Haramije (tur. haramî: bandit, outlaw < arap. ḥarāmiyy: outlaw, punk), were lightly armed Croatian infantry. They were founded in 1539 to serve as a countermeasure against Ottoman incursions inside Croatian territory.

== Context ==
Throughout the 16th century Croatia and Slavonia suffered from frequent Ottoman martolos raids. These Ottoman troops recruited from Balkan Vlachs (and others) usually made incursions deep inside Croatian-Slavonian territory, in order to kidnap people living there, take them back across Ottoman side of the border and then sell them on the Ottoman slave markets.

=== Formation ===
Croatian-Slavonian Parliament, which assembled on 8 May 1539 in Dubrava issued the legislative to recruit 300 strong haramija force, also inspired by Ottoman martolos, and assemble them during the summer and autumn of this year.
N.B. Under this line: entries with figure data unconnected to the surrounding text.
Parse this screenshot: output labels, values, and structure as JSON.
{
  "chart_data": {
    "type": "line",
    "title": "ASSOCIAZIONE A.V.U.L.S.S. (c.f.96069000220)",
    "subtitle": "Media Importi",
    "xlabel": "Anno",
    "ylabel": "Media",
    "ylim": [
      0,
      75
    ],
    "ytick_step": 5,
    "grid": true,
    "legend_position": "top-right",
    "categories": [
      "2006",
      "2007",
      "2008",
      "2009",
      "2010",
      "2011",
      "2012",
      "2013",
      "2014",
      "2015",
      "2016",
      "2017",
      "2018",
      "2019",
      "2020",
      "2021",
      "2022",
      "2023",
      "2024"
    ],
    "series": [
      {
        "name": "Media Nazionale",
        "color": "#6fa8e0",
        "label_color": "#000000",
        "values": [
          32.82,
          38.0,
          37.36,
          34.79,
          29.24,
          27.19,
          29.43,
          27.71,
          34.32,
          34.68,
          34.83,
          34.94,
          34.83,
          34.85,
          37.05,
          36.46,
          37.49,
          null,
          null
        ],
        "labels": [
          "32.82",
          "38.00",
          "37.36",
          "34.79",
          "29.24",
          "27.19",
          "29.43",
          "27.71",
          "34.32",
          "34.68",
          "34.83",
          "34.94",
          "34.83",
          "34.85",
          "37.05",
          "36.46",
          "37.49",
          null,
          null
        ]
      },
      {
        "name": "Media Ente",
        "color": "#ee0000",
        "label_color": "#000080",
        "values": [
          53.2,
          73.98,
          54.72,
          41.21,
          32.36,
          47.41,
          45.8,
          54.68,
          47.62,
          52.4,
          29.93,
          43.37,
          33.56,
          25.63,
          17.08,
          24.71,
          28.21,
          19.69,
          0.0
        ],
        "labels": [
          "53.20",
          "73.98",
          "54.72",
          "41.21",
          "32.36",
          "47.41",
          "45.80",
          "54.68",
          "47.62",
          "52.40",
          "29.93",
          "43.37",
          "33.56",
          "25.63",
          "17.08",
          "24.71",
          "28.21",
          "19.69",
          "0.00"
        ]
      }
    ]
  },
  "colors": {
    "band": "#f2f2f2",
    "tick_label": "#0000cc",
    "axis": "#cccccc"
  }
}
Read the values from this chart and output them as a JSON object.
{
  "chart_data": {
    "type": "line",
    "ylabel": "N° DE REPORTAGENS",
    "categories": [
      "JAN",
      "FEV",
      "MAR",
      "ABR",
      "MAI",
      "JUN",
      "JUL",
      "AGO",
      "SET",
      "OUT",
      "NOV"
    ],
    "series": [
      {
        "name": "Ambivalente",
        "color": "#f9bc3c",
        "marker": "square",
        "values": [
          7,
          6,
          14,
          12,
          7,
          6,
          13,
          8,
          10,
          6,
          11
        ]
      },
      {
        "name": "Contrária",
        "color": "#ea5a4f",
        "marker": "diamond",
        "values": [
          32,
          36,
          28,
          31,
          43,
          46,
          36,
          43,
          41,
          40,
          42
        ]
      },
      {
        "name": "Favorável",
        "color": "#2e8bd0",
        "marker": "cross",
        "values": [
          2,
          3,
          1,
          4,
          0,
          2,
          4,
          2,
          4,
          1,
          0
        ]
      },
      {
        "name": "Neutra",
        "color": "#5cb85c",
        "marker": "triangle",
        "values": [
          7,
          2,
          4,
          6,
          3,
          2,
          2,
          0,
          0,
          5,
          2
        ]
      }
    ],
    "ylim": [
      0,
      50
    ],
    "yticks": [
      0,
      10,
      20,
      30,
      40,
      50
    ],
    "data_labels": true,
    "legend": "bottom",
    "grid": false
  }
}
They would be recruited by Croatian ban (viceroy), who would then deploy them on appropriate locations throughout the country. In order to pay for these new troops, the new taxes were also imposed. Haramijas would then be deployed in Croatian-Slavonian forts throughout the country in order to pursue and intercept any Ottoman martolos, which they would encounter.

After foundation of Ban's Frontier, haramije became integrated in its defense system. They were commanded by dukes or Harambašas. Non-paid members of people's army, who guarded Slavonian borders facing the Ottoman Empire were also dubbed as Haramijas. The unit was disbanded in the 18th century, when Frontier Regiments were formed.